Interessant könnte daher ein aktuelles Urteil des Oberlandesgericht München sein: Das Gericht hat in seinem Beschl. v. 30.10.2007 – Az.: 31 AR 252/07 entschieden, dass für den Gerichtsstand alleine der Ort maßgeblich sei, an dem der Betroffene die Spam Mails erhalten hat.

Dem Rechtsstreit lag zugrunde, dass ein österreichischer Mail-Adresshändler die Mail-Adresse eines Münchener Rechtsanwalts ohne dessen Zustimmung an ein Versandhaus in Fürth verkaufte, von wo aus der Anwalt dann auch prompt eine belästigende Werbemail erhielt. Der Rechtsanwalt nahm daraufhin (auch) die österreichische Firma in Anspruch und verlangte Unterlassung, da sie durch die Veräußerung seiner E-Mail-Adresse die „Flut an Werbe E-Mails“ verursacht habe. Das OLG München entscheid, dass diese Auseinandersetzung mit dem österreicherischen Adresshändler in München ausgefochten werden müsse; da „der Erfolg der schädigenden Handlung“ dort eintrete, wo das E-Mail-Konto typischerweise genutzt werde. Diese erfolge in dem Fall typischerweise am Kanzleisitz des Klägers in München. Nicht zuständig sei dagegen das Gericht, an dem das Versandhandels- Unternehmen seinen Sitz habe. Der Ausgang des Prozesses in der Hauptsache ist noch nicht entschieden.

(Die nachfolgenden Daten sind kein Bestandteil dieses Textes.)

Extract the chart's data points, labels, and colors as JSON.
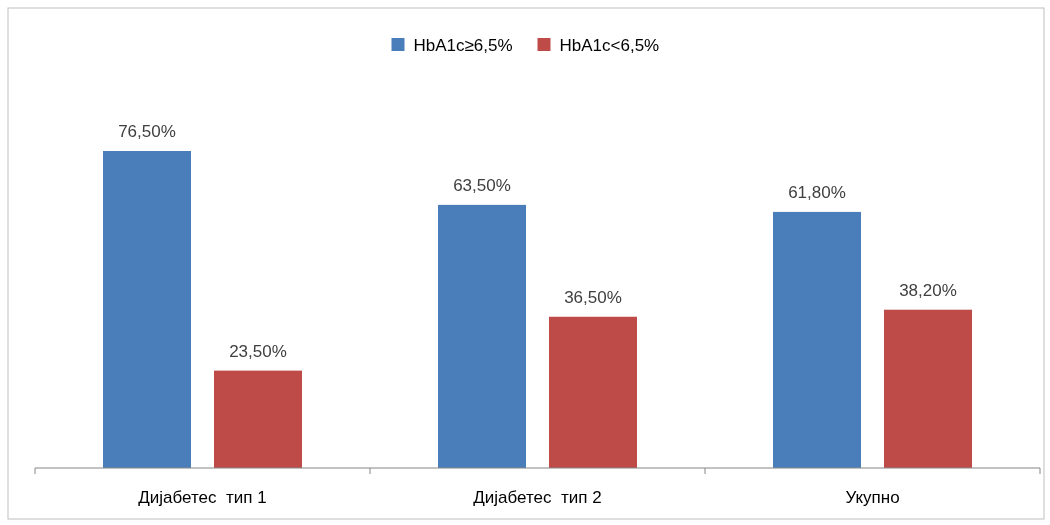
{
  "chart_data": {
    "type": "bar",
    "categories": [
      "Дијабетес  тип 1",
      "Дијабетес  тип 2",
      "Укупно"
    ],
    "series": [
      {
        "name": "HbA1c≥6,5%",
        "color": "#4a7ebb",
        "values": [
          76.5,
          63.5,
          61.8
        ],
        "value_labels": [
          "76,50%",
          "63,50%",
          "61,80%"
        ]
      },
      {
        "name": "HbA1c<6,5%",
        "color": "#be4b48",
        "values": [
          23.5,
          36.5,
          38.2
        ],
        "value_labels": [
          "23,50%",
          "36,50%",
          "38,20%"
        ]
      }
    ],
    "legend": "top"
  }
}
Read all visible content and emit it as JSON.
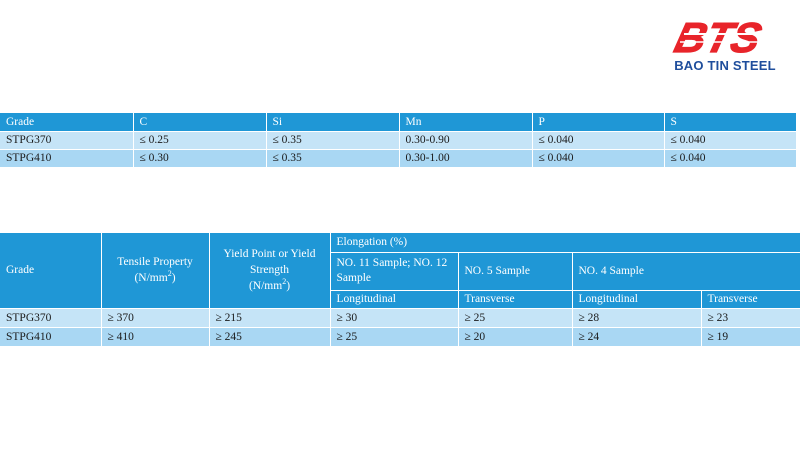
{
  "logo": {
    "mark": "BTS",
    "caption": "BAO TIN STEEL",
    "colors": {
      "mark": "#e8242a",
      "caption": "#1f4e9c"
    }
  },
  "chemical_table": {
    "headers": [
      "Grade",
      "C",
      "Si",
      "Mn",
      "P",
      "S"
    ],
    "rows": [
      [
        "STPG370",
        "≤ 0.25",
        "≤ 0.35",
        "0.30-0.90",
        "≤ 0.040",
        "≤ 0.040"
      ],
      [
        "STPG410",
        "≤ 0.30",
        "≤ 0.35",
        "0.30-1.00",
        "≤ 0.040",
        "≤ 0.040"
      ]
    ]
  },
  "mechanical_table": {
    "grade_header": "Grade",
    "tensile_header": "Tensile Property",
    "tensile_unit": "(N/mm",
    "yield_header": "Yield Point or Yield Strength",
    "yield_unit": "(N/mm",
    "unit_sup": "2",
    "unit_close": ")",
    "elongation_header": "Elongation (%)",
    "sample_headers": [
      "NO. 11 Sample; NO. 12 Sample",
      "NO. 5 Sample",
      "NO. 4 Sample"
    ],
    "direction_headers": [
      "Longitudinal",
      "Transverse",
      "Longitudinal",
      "Transverse"
    ],
    "rows": [
      [
        "STPG370",
        "≥ 370",
        "≥ 215",
        "≥ 30",
        "≥ 25",
        "≥ 28",
        "≥ 23"
      ],
      [
        "STPG410",
        "≥ 410",
        "≥ 245",
        "≥ 25",
        "≥ 20",
        "≥ 24",
        "≥ 19"
      ]
    ]
  },
  "colors": {
    "header_bg": "#1f97d6",
    "row_light": "#c5e4f7",
    "row_dark": "#a9d7f3"
  }
}
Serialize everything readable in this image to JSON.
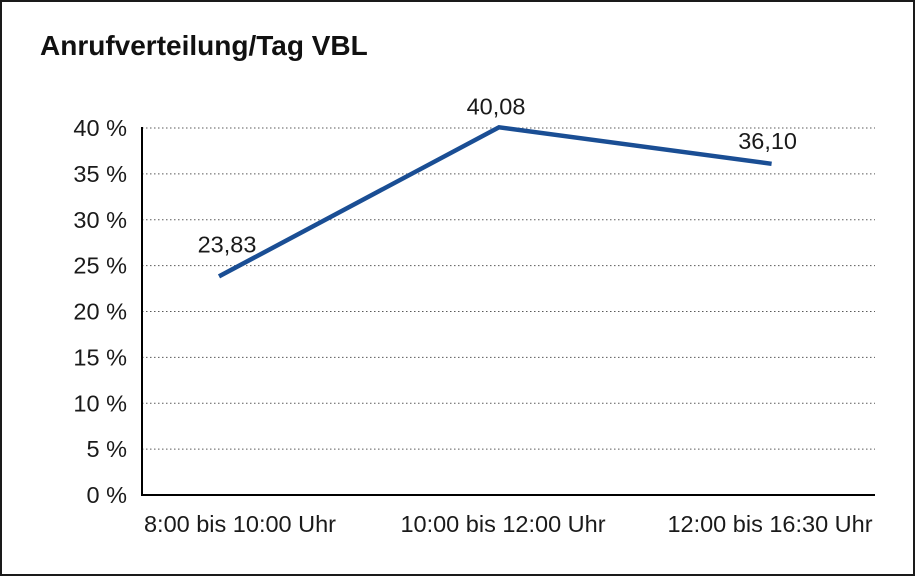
{
  "chart": {
    "title": "Anrufverteilung/Tag VBL"
  },
  "chart_data": {
    "type": "line",
    "title": "Anrufverteilung/Tag VBL",
    "categories": [
      "8:00 bis 10:00 Uhr",
      "10:00 bis 12:00 Uhr",
      "12:00 bis 16:30 Uhr"
    ],
    "values": [
      23.83,
      40.08,
      36.1
    ],
    "point_labels": [
      "23,83",
      "40,08",
      "36,10"
    ],
    "xlabel": "",
    "ylabel": "",
    "ylim": [
      0,
      40
    ],
    "ytick_step": 5,
    "ytick_labels": [
      "0 %",
      "5 %",
      "10 %",
      "15 %",
      "20 %",
      "25 %",
      "30 %",
      "35 %",
      "40 %"
    ],
    "grid": "horizontal-dotted",
    "legend": "none",
    "colors": {
      "line": "#1A4E94",
      "axis": "#000000",
      "gridline": "#5a5a5a",
      "text": "#1a1a1a"
    }
  }
}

Das Urteil besitzt insofern Bedeutung, dass das OLG München betont hat, dass bei „Spamklagen“ das Gericht am Ort des Betroffenen zuständig ist. Bevor nun aber die Gemeinde der Spamgeschädigten in großem Jubel ausbricht, sollte beachtet werden, dass das Hauptproblem der Spamklagen mit ausländischen Beteiligten vor allem darin liegt, dass die Urteile – wenn überhaupt – im Ausland nur sehr schwer und mit hohen Kosten durchsetzbar sind. Insofern war es schon eine gute Prozesstaktik des betroffenen Anwalts, dass er nicht die ausländische Firma, sondern den „deutschen Mittelsmann“ verklagte.